Human Anatomy & Physiology Laboratory OER

Materials to accompany KINS 2511 and KINS 2512 Human Anatomy and Physiology labs.


  1. Define, identify, and determine values for the respiratory volumes (inspiratory reserve volume [IRV], tidal volume [TV], expiratory reserve volume [ERV], and residual volume [RV]).

  2. Define, identify, and determine values for the respiratory capacities (inspiratory capacity [IC], functional residual capacity [FRC], vital capacity [VC], and total lung capacity [TLC]).

  3. Perform spirometry on virtual patients to perform pulmonary function tests and diagnose pulmonary diseases.


  • Models
    • None. Review Module 9 structures. 
  • Videos
    • None
  • Virtual Lab on McGraw Hill
    • Online lab: Pulmonary Function Tests. 
  • OpenStax Human Anatomy and Physiology textbook


Pulmonary air volumes and capacities 

Respiratory volume is the term used for various volumes of air moved by or associated with the lungs at a given point in the respiratory cycle. There are four major types of respiratory volumes: tidal, residual, inspiratory reserve, and expiratory reserve (Figure below). 

  • Tidal volume (TV) is the amount of air that normally enters the lungs during quiet breathing, which is about 500 milliliters. 

  • Expiratory reserve volume (ERV) is the amount of air you can forcefully exhale past a normal tidal expiration, up to 1200 milliliters for men. 

  • Inspiratory reserve volume (IRV) is produced by a deep inhalation, past a tidal inspiration. This is the extra volume that can be brought into the lungs during a forced inspiration. 

  • Residual volume (RV) is the air left in the lungs if you exhale as much air as possible. The residual volume makes breathing easier by preventing the alveoli from collapsing. 

Respiratory capacity is the combination of two or more selected volumes, which further describes the amount of air in the lungs during a given time. 

  • Total lung capacity (TLC) is the sum of all of the lung volumes (TV, ERV, IRV, and RV), which represents the total amount of air a person can hold in the lungs after a forceful inhalation. TLC is about 6000 mL air for men, and about 4200 mL for women. 

  • Vital capacity (VC) is the amount of air a person can move into or out of his or her lungs, and is the sum of all of the volumes except residual volume (TV, ERV, and IRV), which is between 4000 and 5000 milliliters.

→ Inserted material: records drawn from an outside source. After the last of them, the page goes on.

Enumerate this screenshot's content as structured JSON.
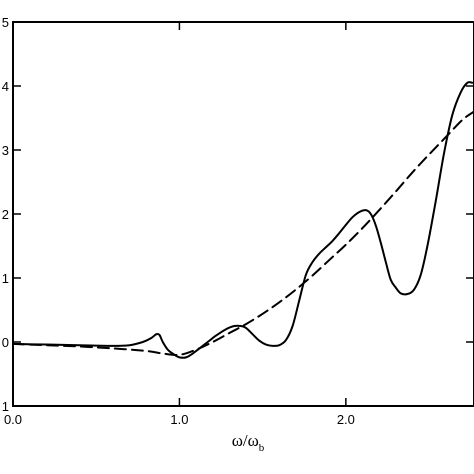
{
  "chart_data": {
    "type": "line",
    "title": "",
    "xlabel": "ω/ω",
    "xlabel_subscript": "b",
    "ylabel": "",
    "xlim": [
      0.0,
      2.77
    ],
    "ylim": [
      -1.0,
      5.0
    ],
    "x_ticks": [
      {
        "value": 0.0,
        "label": "0.0"
      },
      {
        "value": 1.0,
        "label": "1.0"
      },
      {
        "value": 2.0,
        "label": "2.0"
      }
    ],
    "y_ticks": [
      {
        "value": 5,
        "label": "5"
      },
      {
        "value": 4,
        "label": "4"
      },
      {
        "value": 3,
        "label": "3"
      },
      {
        "value": 2,
        "label": "2"
      },
      {
        "value": 1,
        "label": "1"
      },
      {
        "value": 0,
        "label": "0"
      },
      {
        "value": -1,
        "label": "1"
      }
    ],
    "grid": false,
    "legend": "none",
    "series": [
      {
        "style": "solid",
        "color": "#000000",
        "x": [
          0.0,
          0.2,
          0.4,
          0.6,
          0.7,
          0.78,
          0.83,
          0.86,
          0.88,
          0.9,
          0.93,
          0.97,
          1.0,
          1.04,
          1.08,
          1.12,
          1.17,
          1.22,
          1.28,
          1.33,
          1.37,
          1.4,
          1.44,
          1.48,
          1.52,
          1.56,
          1.6,
          1.64,
          1.68,
          1.72,
          1.76,
          1.8,
          1.84,
          1.88,
          1.92,
          1.96,
          2.0,
          2.04,
          2.08,
          2.12,
          2.15,
          2.18,
          2.21,
          2.24,
          2.27,
          2.3,
          2.33,
          2.37,
          2.41,
          2.45,
          2.49,
          2.54,
          2.59,
          2.64,
          2.69,
          2.73,
          2.76
        ],
        "y": [
          -0.03,
          -0.04,
          -0.05,
          -0.06,
          -0.05,
          0.0,
          0.06,
          0.12,
          0.11,
          0.0,
          -0.12,
          -0.2,
          -0.24,
          -0.24,
          -0.18,
          -0.1,
          0.0,
          0.1,
          0.2,
          0.25,
          0.25,
          0.22,
          0.12,
          0.02,
          -0.04,
          -0.06,
          -0.05,
          0.03,
          0.25,
          0.65,
          1.05,
          1.25,
          1.38,
          1.48,
          1.58,
          1.7,
          1.83,
          1.95,
          2.03,
          2.06,
          2.0,
          1.82,
          1.55,
          1.25,
          0.97,
          0.85,
          0.76,
          0.75,
          0.82,
          1.05,
          1.5,
          2.2,
          2.95,
          3.55,
          3.9,
          4.05,
          4.05
        ]
      },
      {
        "style": "dashed",
        "color": "#000000",
        "x": [
          0.0,
          0.2,
          0.4,
          0.6,
          0.8,
          0.9,
          1.0,
          1.1,
          1.2,
          1.3,
          1.4,
          1.5,
          1.6,
          1.7,
          1.8,
          1.9,
          2.0,
          2.1,
          2.2,
          2.3,
          2.4,
          2.5,
          2.6,
          2.7,
          2.77
        ],
        "y": [
          -0.03,
          -0.05,
          -0.07,
          -0.1,
          -0.14,
          -0.18,
          -0.2,
          -0.12,
          0.0,
          0.14,
          0.28,
          0.44,
          0.62,
          0.82,
          1.04,
          1.28,
          1.52,
          1.78,
          2.06,
          2.35,
          2.65,
          2.93,
          3.2,
          3.47,
          3.6
        ]
      }
    ]
  }
}
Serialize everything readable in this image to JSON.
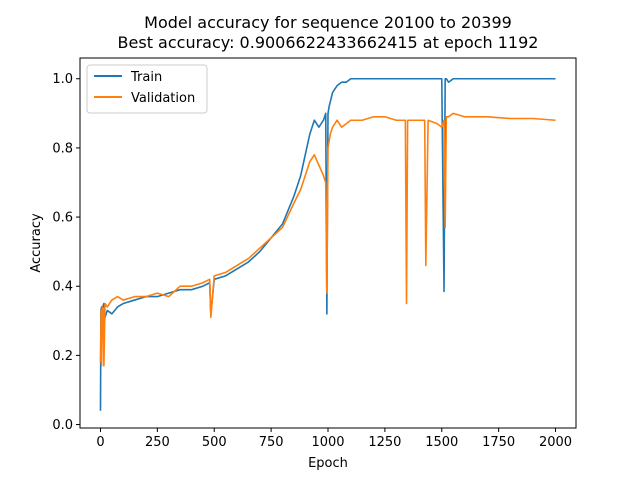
{
  "chart_data": {
    "type": "line",
    "title_line1": "Model accuracy for sequence 20100 to 20399",
    "title_line2": "Best accuracy: 0.9006622433662415 at epoch 1192",
    "xlabel": "Epoch",
    "ylabel": "Accuracy",
    "xlim": [
      -90,
      2090
    ],
    "ylim": [
      -0.01,
      1.06
    ],
    "xticks": [
      0,
      250,
      500,
      750,
      1000,
      1250,
      1500,
      1750,
      2000
    ],
    "xtick_labels": [
      "0",
      "250",
      "500",
      "750",
      "1000",
      "1250",
      "1500",
      "1750",
      "2000"
    ],
    "yticks": [
      0.0,
      0.2,
      0.4,
      0.6,
      0.8,
      1.0
    ],
    "ytick_labels": [
      "0.0",
      "0.2",
      "0.4",
      "0.6",
      "0.8",
      "1.0"
    ],
    "legend_position": "top-left",
    "grid": false,
    "series": [
      {
        "name": "Train",
        "color": "#1f77b4",
        "x": [
          0,
          2,
          5,
          10,
          15,
          20,
          30,
          50,
          75,
          100,
          150,
          200,
          250,
          300,
          350,
          400,
          450,
          480,
          485,
          500,
          550,
          600,
          650,
          700,
          750,
          800,
          850,
          880,
          900,
          920,
          940,
          960,
          980,
          990,
          995,
          1000,
          1005,
          1020,
          1040,
          1060,
          1080,
          1100,
          1150,
          1200,
          1250,
          1300,
          1350,
          1400,
          1450,
          1500,
          1510,
          1515,
          1520,
          1530,
          1550,
          1600,
          1700,
          1800,
          1900,
          2000
        ],
        "y": [
          0.04,
          0.33,
          0.34,
          0.34,
          0.35,
          0.31,
          0.33,
          0.32,
          0.34,
          0.35,
          0.36,
          0.37,
          0.37,
          0.38,
          0.39,
          0.39,
          0.4,
          0.41,
          0.32,
          0.42,
          0.43,
          0.45,
          0.47,
          0.5,
          0.54,
          0.58,
          0.66,
          0.72,
          0.78,
          0.84,
          0.88,
          0.86,
          0.88,
          0.9,
          0.32,
          0.9,
          0.92,
          0.96,
          0.98,
          0.99,
          0.99,
          1.0,
          1.0,
          1.0,
          1.0,
          1.0,
          1.0,
          1.0,
          1.0,
          1.0,
          0.385,
          1.0,
          1.0,
          0.99,
          1.0,
          1.0,
          1.0,
          1.0,
          1.0,
          1.0
        ]
      },
      {
        "name": "Validation",
        "color": "#ff7f0e",
        "x": [
          0,
          3,
          5,
          8,
          10,
          12,
          15,
          20,
          30,
          50,
          75,
          100,
          150,
          200,
          250,
          300,
          350,
          400,
          450,
          480,
          485,
          500,
          550,
          600,
          650,
          700,
          750,
          800,
          850,
          880,
          900,
          920,
          940,
          960,
          980,
          990,
          995,
          1000,
          1010,
          1020,
          1040,
          1060,
          1080,
          1100,
          1150,
          1200,
          1250,
          1300,
          1340,
          1345,
          1350,
          1400,
          1425,
          1430,
          1440,
          1480,
          1500,
          1510,
          1515,
          1520,
          1530,
          1550,
          1600,
          1700,
          1800,
          1900,
          2000
        ],
        "y": [
          0.18,
          0.33,
          0.17,
          0.34,
          0.3,
          0.33,
          0.17,
          0.35,
          0.34,
          0.36,
          0.37,
          0.36,
          0.37,
          0.37,
          0.38,
          0.37,
          0.4,
          0.4,
          0.41,
          0.42,
          0.31,
          0.43,
          0.44,
          0.46,
          0.48,
          0.51,
          0.54,
          0.57,
          0.64,
          0.68,
          0.72,
          0.76,
          0.78,
          0.75,
          0.72,
          0.7,
          0.38,
          0.8,
          0.84,
          0.86,
          0.88,
          0.86,
          0.87,
          0.88,
          0.88,
          0.89,
          0.89,
          0.88,
          0.88,
          0.35,
          0.88,
          0.88,
          0.88,
          0.46,
          0.88,
          0.87,
          0.86,
          0.88,
          0.57,
          0.89,
          0.89,
          0.9,
          0.89,
          0.89,
          0.885,
          0.885,
          0.88
        ]
      }
    ]
  }
}
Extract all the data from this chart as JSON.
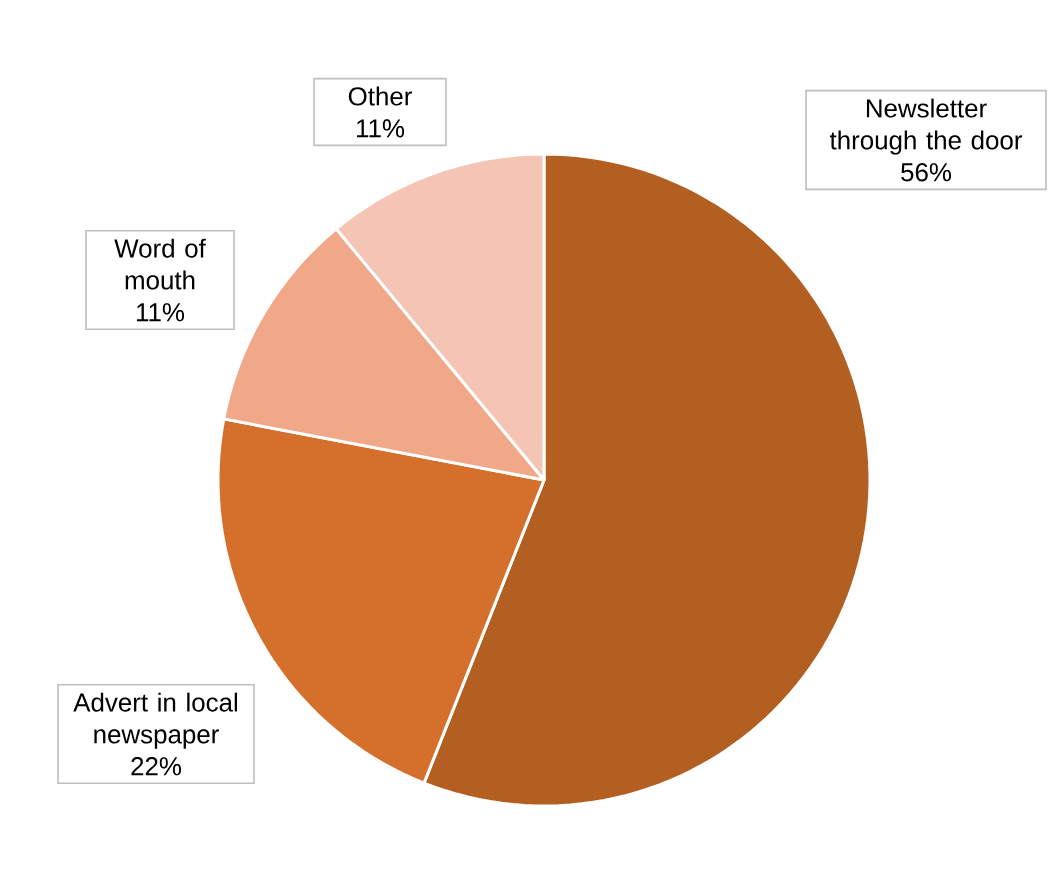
{
  "chart_data": {
    "type": "pie",
    "categories": [
      "Newsletter through the door",
      "Advert in local newspaper",
      "Word of mouth",
      "Other"
    ],
    "values": [
      56,
      22,
      11,
      11
    ],
    "value_labels": [
      "56%",
      "22%",
      "11%",
      "11%"
    ],
    "colors": [
      "#b45f22",
      "#d4702c",
      "#f0a888",
      "#f4c5b5"
    ]
  }
}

  • Inspiratory capacity (IC) is the maximum amount of air that can be inhaled past a normal tidal expiration, is the sum of the tidal volume and inspiratory reserve volume. 

  • Functional residual capacity (FRC) is the amount of air that remains in the lung after a normal tidal expiration; it is the sum of expiratory reserve volume and residual volume. 

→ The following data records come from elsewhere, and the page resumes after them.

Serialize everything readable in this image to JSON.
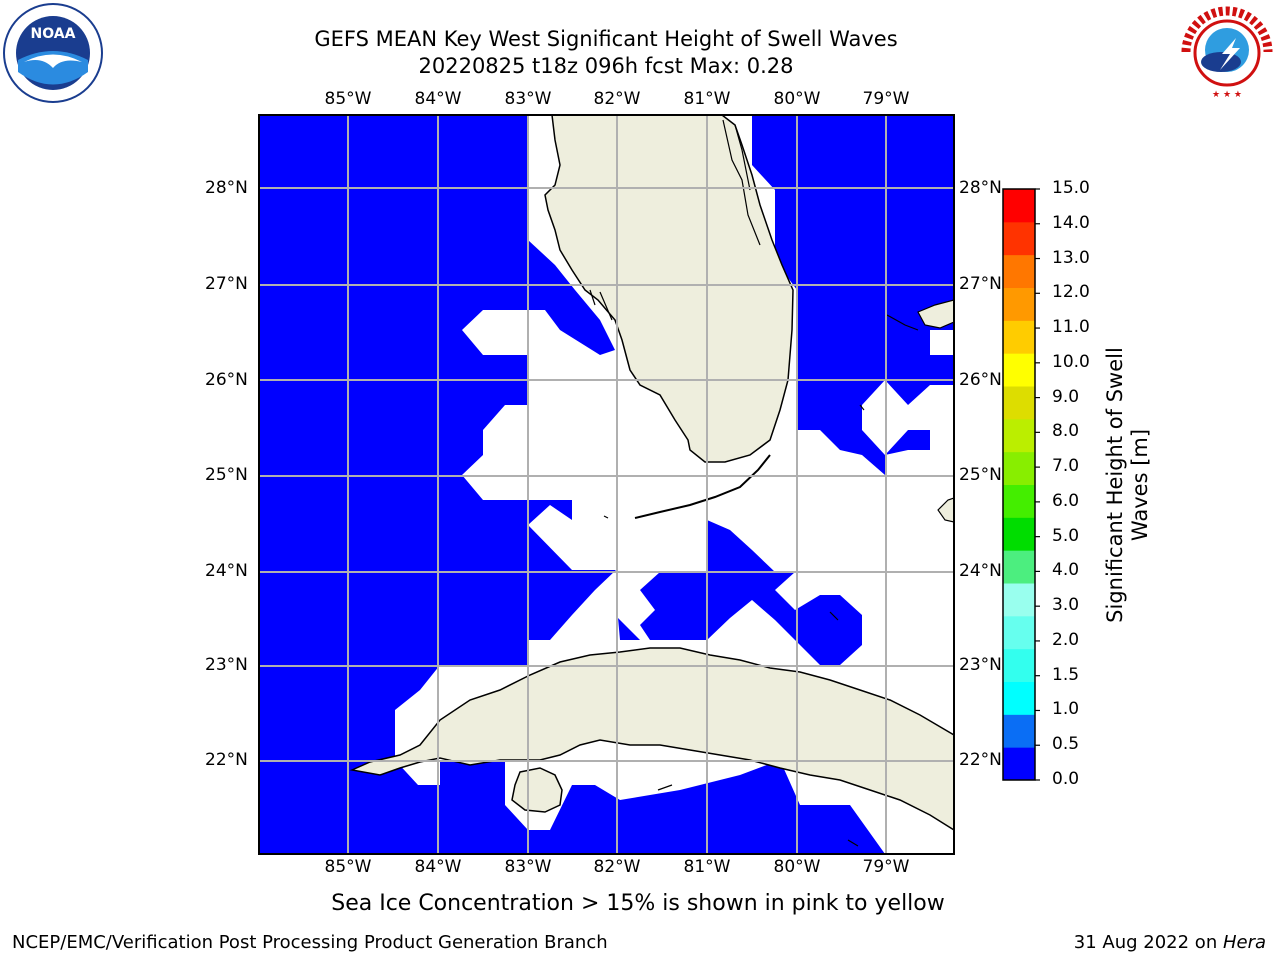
{
  "title": {
    "line1": "GEFS MEAN Key West Significant Height of Swell Waves",
    "line2": "20220825 t18z 096h fcst   Max: 0.28"
  },
  "map": {
    "lon_labels": [
      "85°W",
      "84°W",
      "83°W",
      "82°W",
      "81°W",
      "80°W",
      "79°W"
    ],
    "lat_labels": [
      "28°N",
      "27°N",
      "26°N",
      "25°N",
      "24°N",
      "23°N",
      "22°N"
    ],
    "colors": {
      "water": "#0000ff",
      "land": "#eeeedd",
      "grid": "#b0b0b0",
      "nodata": "#ffffff"
    }
  },
  "colorbar": {
    "title": "Significant Height of Swell Waves [m]",
    "ticks": [
      "0.0",
      "0.5",
      "1.0",
      "1.5",
      "2.0",
      "3.0",
      "4.0",
      "5.0",
      "6.0",
      "7.0",
      "8.0",
      "9.0",
      "10.0",
      "11.0",
      "12.0",
      "13.0",
      "14.0",
      "15.0"
    ],
    "colors": [
      "#0000ff",
      "#0a6ef5",
      "#00ffff",
      "#33ffee",
      "#66ffee",
      "#99ffee",
      "#4cee7f",
      "#00dd00",
      "#44ee00",
      "#88ee00",
      "#bbee00",
      "#dddd00",
      "#ffff00",
      "#ffcc00",
      "#ff9900",
      "#ff7700",
      "#ff3300",
      "#ff0000"
    ]
  },
  "caption": "Sea Ice Concentration > 15% is shown in pink to yellow",
  "footer": {
    "left": "NCEP/EMC/Verification Post Processing Product Generation Branch",
    "right_prefix": "31 Aug 2022 on ",
    "right_host": "Hera"
  },
  "logos": {
    "left": {
      "name": "NOAA",
      "ring_text": "NATIONAL OCEANIC AND ATMOSPHERIC ADMINISTRATION · U.S. DEPARTMENT OF COMMERCE"
    },
    "right": {
      "name": "NATIONAL WEATHER SERVICE"
    }
  }
}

A spirometer can be used to measure lung volumes and capacities. Spirometry test results can be used to diagnose respiratory diseases or determine the effectiveness of disease treatment.


The left panel shows a graph of different respiratory volumes. The right panel shows how the different respiratory volumes result in respiratory capacity.

Open Stax Figure 22.18 Respiratory Volumes and Capacities These two graphs show (a) respiratory volumes and (b) the combination of volumes that results in respiratory capacity.